Difícil clasificación

«No es mi interés desmitificar su figura. Quizá produzca esa impresión la película, pero yo no estoy interesado en eso. Es una película que nos cuesta clasificar y nos gusta que sea así. Hay fascinación por el personaje ante todo. Neruda era un experto en cocina, un amante del vino y las mujeres, un coleccionista inacabable, un comunista que defendió los intereses de su gente hasta que murió, fue senador y pudo ser presidente de Chile. Es imposible atrapar todo lo que fue Neruda en una caja, menos aún en una película. Aquí presento una mirada compasiva, pero peligrosa, con respeto pero con libertad». Y, sobre todo, con maestría: la suya y la de Guillermo Calderón, quien firma un guión en el que late, a través del personaje del policía (un frustrado «don nadie») la propia impotencia de los realizadores para atrapar al mito, para dar caza al Neruda histórico, al «verdadero», si es que eso existe.

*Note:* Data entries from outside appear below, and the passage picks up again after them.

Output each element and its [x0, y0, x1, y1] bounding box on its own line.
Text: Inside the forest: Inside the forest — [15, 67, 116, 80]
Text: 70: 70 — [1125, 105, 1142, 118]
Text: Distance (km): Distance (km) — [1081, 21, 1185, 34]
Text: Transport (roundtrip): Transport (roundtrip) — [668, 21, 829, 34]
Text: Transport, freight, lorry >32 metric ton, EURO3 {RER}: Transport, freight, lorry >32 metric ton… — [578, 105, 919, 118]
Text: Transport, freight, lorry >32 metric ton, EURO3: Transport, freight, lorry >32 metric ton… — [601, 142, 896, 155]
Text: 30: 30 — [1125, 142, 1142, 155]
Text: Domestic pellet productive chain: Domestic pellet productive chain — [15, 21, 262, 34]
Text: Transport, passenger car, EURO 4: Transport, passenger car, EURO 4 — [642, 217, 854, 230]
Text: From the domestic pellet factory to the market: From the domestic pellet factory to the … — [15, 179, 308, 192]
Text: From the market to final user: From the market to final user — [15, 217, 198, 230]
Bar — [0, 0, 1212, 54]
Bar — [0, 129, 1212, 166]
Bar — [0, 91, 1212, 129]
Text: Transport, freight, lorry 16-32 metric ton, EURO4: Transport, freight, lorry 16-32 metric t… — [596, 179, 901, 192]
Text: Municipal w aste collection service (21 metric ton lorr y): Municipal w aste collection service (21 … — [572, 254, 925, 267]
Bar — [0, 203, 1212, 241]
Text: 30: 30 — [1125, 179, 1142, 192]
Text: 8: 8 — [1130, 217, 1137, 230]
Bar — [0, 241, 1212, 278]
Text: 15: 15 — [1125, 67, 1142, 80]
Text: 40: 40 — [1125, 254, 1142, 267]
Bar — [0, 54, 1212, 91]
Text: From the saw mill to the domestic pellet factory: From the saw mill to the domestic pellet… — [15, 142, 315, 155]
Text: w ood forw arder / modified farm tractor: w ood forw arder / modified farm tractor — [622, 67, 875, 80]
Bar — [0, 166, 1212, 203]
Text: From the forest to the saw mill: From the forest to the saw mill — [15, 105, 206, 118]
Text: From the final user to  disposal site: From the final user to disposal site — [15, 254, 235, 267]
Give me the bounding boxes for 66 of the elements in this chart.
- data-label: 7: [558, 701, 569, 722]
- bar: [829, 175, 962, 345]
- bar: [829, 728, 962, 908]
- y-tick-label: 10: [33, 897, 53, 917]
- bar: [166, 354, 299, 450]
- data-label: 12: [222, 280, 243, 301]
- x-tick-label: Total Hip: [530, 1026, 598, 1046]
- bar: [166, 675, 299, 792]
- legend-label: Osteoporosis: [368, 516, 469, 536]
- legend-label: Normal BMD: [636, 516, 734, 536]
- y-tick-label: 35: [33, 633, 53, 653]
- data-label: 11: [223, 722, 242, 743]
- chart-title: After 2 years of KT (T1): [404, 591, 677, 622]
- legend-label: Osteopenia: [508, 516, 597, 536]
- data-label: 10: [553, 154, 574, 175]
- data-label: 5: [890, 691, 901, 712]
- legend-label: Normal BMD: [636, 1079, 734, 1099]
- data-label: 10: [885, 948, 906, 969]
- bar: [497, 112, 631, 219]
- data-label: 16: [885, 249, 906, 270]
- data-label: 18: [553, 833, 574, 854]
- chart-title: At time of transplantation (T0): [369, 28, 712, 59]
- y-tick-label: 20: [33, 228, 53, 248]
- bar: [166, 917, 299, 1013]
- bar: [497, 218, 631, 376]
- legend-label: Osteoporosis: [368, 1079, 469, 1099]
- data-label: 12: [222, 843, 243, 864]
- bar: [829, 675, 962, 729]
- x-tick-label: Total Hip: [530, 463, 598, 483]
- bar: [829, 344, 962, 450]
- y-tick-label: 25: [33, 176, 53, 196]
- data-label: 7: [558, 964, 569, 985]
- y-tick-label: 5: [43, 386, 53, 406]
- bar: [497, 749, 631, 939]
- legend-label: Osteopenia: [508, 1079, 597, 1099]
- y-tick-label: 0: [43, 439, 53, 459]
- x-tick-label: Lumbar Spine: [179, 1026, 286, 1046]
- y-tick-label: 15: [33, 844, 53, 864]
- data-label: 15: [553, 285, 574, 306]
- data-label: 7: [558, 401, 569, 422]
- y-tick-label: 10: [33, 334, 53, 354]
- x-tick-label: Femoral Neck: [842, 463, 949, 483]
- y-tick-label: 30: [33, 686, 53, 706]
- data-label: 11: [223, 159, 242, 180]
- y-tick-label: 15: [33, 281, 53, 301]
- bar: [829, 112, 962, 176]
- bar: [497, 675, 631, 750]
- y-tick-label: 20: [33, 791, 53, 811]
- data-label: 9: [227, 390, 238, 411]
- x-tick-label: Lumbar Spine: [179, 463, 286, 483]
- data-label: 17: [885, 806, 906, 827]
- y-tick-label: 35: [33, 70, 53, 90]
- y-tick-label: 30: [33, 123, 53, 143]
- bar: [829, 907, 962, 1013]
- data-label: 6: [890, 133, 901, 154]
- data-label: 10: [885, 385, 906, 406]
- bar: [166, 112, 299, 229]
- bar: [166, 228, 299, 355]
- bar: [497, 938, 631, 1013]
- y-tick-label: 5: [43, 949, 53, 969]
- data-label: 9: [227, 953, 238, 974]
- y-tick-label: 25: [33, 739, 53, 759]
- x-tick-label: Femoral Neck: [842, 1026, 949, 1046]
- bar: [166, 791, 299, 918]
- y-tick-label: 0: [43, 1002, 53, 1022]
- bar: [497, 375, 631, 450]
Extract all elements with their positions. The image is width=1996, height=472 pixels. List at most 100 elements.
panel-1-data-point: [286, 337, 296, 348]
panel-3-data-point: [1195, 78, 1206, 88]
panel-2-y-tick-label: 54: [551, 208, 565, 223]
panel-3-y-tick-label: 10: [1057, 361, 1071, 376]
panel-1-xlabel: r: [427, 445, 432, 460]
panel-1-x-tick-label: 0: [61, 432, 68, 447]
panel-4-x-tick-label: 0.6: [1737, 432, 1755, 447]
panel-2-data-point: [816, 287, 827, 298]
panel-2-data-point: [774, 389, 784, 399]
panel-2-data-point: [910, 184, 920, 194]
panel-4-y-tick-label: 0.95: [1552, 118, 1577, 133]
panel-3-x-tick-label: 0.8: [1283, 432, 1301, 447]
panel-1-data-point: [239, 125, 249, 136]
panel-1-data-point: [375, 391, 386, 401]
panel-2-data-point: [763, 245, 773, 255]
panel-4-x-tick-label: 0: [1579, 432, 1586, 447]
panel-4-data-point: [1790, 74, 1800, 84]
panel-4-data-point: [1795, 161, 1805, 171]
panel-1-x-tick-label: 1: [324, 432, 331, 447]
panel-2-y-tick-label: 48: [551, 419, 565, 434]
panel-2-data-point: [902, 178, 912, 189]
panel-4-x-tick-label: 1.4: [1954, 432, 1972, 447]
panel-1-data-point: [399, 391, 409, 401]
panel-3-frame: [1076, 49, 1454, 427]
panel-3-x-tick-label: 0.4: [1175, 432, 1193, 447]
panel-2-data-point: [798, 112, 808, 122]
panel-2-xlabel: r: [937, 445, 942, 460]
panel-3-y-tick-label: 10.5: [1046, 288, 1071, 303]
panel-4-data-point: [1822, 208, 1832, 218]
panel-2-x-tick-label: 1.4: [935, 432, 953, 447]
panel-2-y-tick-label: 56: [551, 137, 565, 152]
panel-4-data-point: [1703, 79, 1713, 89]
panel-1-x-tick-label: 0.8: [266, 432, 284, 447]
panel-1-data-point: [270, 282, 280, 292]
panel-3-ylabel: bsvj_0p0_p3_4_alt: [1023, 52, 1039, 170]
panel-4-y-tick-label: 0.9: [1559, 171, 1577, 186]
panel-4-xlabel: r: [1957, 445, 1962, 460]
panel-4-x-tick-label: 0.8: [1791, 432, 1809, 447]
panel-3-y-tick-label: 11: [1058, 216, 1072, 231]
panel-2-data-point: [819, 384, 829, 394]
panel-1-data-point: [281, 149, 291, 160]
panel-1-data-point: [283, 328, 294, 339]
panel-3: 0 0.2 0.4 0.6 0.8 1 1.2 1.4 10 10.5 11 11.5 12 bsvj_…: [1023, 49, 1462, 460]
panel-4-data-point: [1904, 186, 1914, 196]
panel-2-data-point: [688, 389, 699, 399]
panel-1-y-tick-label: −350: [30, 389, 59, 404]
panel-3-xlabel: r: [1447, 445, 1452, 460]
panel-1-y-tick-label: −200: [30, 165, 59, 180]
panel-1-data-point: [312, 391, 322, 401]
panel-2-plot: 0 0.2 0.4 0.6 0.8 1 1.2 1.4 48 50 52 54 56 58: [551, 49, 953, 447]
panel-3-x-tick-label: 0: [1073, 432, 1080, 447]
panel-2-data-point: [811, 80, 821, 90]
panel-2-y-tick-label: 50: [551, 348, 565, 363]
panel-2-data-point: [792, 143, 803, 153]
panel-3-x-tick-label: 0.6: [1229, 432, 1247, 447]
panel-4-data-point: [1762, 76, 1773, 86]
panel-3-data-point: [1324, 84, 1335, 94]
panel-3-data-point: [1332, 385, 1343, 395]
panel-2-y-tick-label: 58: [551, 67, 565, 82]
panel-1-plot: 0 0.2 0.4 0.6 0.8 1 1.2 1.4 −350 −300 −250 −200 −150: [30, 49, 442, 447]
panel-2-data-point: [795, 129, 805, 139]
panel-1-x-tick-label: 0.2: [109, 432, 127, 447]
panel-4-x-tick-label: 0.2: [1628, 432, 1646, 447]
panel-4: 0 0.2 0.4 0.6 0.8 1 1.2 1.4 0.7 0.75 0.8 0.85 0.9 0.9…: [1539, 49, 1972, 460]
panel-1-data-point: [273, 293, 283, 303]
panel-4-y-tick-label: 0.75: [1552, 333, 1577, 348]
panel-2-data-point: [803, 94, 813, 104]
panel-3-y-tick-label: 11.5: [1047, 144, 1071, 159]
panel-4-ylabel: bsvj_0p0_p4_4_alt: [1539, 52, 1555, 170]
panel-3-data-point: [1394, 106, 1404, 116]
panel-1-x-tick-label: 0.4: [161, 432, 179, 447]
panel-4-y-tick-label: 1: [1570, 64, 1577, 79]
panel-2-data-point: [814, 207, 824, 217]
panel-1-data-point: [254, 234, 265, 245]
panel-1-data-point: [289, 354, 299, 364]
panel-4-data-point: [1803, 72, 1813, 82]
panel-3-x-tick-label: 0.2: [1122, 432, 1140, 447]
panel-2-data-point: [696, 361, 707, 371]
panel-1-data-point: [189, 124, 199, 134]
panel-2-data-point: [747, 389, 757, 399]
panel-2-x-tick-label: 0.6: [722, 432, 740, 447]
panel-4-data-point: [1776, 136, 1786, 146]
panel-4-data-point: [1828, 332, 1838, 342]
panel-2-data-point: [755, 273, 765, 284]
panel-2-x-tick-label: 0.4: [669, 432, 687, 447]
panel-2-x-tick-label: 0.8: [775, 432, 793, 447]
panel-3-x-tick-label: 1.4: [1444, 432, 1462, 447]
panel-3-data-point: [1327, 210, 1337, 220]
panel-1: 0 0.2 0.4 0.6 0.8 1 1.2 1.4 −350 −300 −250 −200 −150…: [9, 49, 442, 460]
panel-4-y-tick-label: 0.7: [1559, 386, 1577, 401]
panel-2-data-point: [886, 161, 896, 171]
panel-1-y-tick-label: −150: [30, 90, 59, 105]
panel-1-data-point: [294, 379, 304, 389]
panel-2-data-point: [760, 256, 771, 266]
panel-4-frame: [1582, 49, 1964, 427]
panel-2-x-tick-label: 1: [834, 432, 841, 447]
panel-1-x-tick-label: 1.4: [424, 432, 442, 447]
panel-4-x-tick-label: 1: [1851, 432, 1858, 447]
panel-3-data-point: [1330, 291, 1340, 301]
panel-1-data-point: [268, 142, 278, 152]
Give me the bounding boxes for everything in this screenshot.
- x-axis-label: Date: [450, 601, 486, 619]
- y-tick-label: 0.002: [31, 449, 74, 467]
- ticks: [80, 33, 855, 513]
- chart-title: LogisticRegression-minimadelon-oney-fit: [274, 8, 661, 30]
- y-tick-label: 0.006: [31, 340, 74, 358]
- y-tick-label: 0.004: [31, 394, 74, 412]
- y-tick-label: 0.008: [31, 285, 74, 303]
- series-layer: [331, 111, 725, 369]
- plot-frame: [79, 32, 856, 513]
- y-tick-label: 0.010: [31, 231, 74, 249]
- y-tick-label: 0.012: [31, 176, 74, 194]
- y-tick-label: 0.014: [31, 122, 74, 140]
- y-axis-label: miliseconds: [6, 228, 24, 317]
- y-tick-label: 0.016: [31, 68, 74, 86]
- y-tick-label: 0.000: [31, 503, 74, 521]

Por eso a Larraín le gusta hablar de «anti-biopic» como a Nicanor Parra (seguimos en Chile) de «anti-poema»: «Al principio resulta aterrador acercarte a su figura pero luego, por lo mismo, es liberador cuando asumes que no lo vas a poder atrapar. Yo no he hecho una película sobre Neruda, sino sobre lo nerudiano, sobre su cosmos, un pastiche, un artefacto que vendría a ser una mezcla de géneros: del policial, el “noir” de los 40 y 50, a la “road movie”, el drama, la comedia negra... Y por eso lo de “anti-biopic”. Esta película es un accidente, porque el cine fabrica eso: accidentes». Accidentalmente (o, más probablemente, no), «Neruda» no se presentó en la Sección Oficial del pasado Cannes. Fue a la Quincena de Realizadores. Y la crítica internacional le afeó la decisión al Festival con una ovación cerrada a la cinta. Ahora recala en San Sebastián, donde compite por el Premio del Público dentro de la sección Perlas tras saberse que representará a Chile en los Oscar. Y lo hará a pesar de la polvareda levantada entre la izquierda cultural de su país, pero con el aval de su primer paso en Hollywood: el también «biopic» (también a su modo, claro) sobre Jackie Kennedy. Aunque fue presentada la semana pasada en Venecia, Larraín no se desprende aún de «Neruda». No lo hará nunca: «Las películas se cuidan hasta el final. Trabajé demasiados años en ésta como para olvidarla. La amo. Todas pasan por tu cuerpo y te dejan marcado. Cada película es un tatuaje para siempre».